Capital of $80,000: Seven instruments

KR3, V2X, Eurodollar, MXP, Corn, Eurostoxx, US Gas

Note: Contracts in italics do not require thresholding.

Capital of $100,000: Eight instruments

KR3, V2X, Eurodollar, MXP, Corn, Eurostoxx, US Gas, Platinum

Note: Contracts in italics do not require thresholding.

Capital of $300,000: Fifteen instruments

KR3, V2X, Eurodollar, MXP, Corn, Eurostoxx, US Gas, Platinum,
US2, Leanhog, GBP, VIX, CAC, Copper, Crude

Note: Contracts in italics do not require thresholding.

Capital of $800,000: 37 instruments

KR3, V2X, Eurodollar, MXP, Corn, Eurostoxx, US Gas, Platinum,
US2, Leanhog, GBP, VIX, CAC, Copper, Crude
Bobl, Wheat, JPY, Nasdaq, Gold,
US5, Soybean, AUD, SP500, Pallad,
KR10, Livecow, NZD, Kospi,
Bund, BTP, US20

Note: Contracts in italics do not require thresholding.

Very rich people

With a capital of $2.2 million you could hold 37 instruments with a maximum position of at least 2 contracts in each.

With a capital of $3.25 million you could hold 37 instruments with a maximum position of at least 3 contracts in each.
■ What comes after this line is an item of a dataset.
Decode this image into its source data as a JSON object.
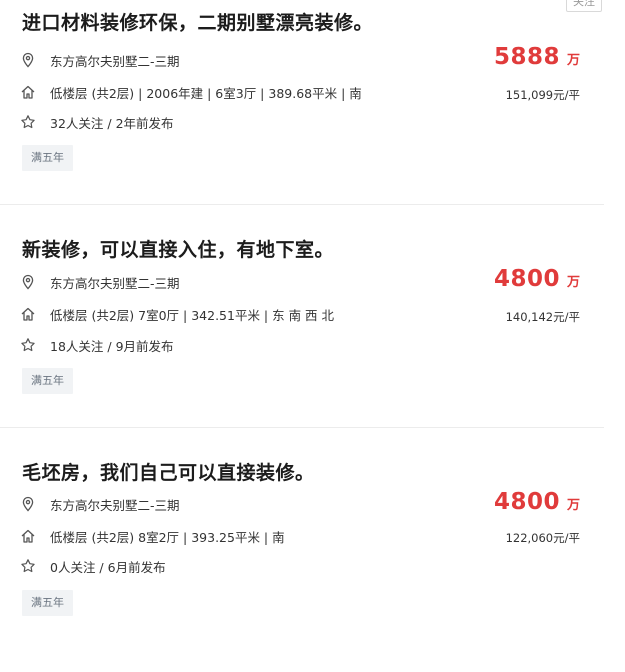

You shouldn't need to use thresholding at this stage for any instrument.

With a capital of $4.25 million you could hold 37 instruments with a maximum position of at least 4 contracts in each.

Beyond this you could think about adding further instruments. The largest CTA's, like my ex-fund AHL have 100+ instruments in their portfolio.


I've hopefully answered the question "what do I do with a small account". To summarise, you're probably better off using a binary or thresholded forecast filter with as wide a range of instruments as you can manage, at least until you have $100K or so.